Podcasts from the COPE North American seminar

Podcasts of the presentations from the COPE North American seminar on 13 August 2014 in Philadelphia, USA, are now available on the COPE website here. Listen to COPE Council member, Charon Pierson, discussing how editors share misconduct; Mark Seely, Senior VP/General Counsel at Elsevier, on open access and copyright; and Michael Carroll of Creative Commons talking about mobile platforms, linked content, and copyright.

Case of the month

Every month we will be highlighting a publication ethics case that has been brought to the COPE Forum or the Ask COPE session by one of our members. Cases will be highlighted for a number of reasons - they may be of broad interest, introduce an important new issue that members may not be aware of, or reflect a topic that COPE is increasingly being asked about. We welcome comments and further discussion about the cases and will provide summaries in future issues.

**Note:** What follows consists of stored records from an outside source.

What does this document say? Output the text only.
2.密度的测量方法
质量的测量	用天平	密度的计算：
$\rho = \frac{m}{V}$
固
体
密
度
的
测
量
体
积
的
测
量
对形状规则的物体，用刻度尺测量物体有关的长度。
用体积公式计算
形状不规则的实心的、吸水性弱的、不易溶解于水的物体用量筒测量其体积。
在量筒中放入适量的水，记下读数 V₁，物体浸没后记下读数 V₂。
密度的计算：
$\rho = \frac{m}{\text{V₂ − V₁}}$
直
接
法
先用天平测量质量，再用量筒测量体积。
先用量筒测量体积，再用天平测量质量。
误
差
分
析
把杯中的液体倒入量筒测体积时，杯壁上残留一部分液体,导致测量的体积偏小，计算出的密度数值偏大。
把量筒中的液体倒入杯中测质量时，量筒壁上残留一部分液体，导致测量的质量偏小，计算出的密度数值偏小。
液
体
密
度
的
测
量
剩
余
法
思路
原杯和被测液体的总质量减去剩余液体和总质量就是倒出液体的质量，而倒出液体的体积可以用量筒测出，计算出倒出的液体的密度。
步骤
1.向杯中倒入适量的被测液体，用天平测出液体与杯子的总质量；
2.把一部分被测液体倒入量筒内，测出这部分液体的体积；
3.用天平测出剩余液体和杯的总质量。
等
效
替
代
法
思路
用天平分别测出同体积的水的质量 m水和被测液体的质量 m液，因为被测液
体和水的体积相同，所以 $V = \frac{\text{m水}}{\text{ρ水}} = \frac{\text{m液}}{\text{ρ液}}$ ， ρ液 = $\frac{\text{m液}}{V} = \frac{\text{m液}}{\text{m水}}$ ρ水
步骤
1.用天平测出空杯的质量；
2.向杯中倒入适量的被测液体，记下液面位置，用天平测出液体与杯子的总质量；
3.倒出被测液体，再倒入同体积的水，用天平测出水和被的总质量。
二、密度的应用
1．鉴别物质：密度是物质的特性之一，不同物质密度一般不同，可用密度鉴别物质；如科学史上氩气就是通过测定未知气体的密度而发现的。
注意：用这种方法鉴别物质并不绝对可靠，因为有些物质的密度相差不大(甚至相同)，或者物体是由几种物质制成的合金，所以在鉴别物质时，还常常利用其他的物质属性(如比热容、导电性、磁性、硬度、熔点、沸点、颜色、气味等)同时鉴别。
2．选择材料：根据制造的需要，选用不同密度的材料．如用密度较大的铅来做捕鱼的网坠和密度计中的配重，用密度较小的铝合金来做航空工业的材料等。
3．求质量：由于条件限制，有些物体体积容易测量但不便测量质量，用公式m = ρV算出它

Possible breach of reviewer confidentiality (case # 14-06)

Soon after rejecting a paper, the author wrote to tell the editor that he was asked questions ‘about the manuscript’ at a presentation at a national meeting. The authors were concerned that one of the reviewers may be a colleague or collaborator with the person who asked the question. The editor emailed the two reviewers to inform them of the concern about confidentiality and to ask if they shared the manuscript or its contents and, if so, how and why. Both reviewers replied that they kept the paper confidential and did not share it with anyone else. Did the journal handle this situation correctly?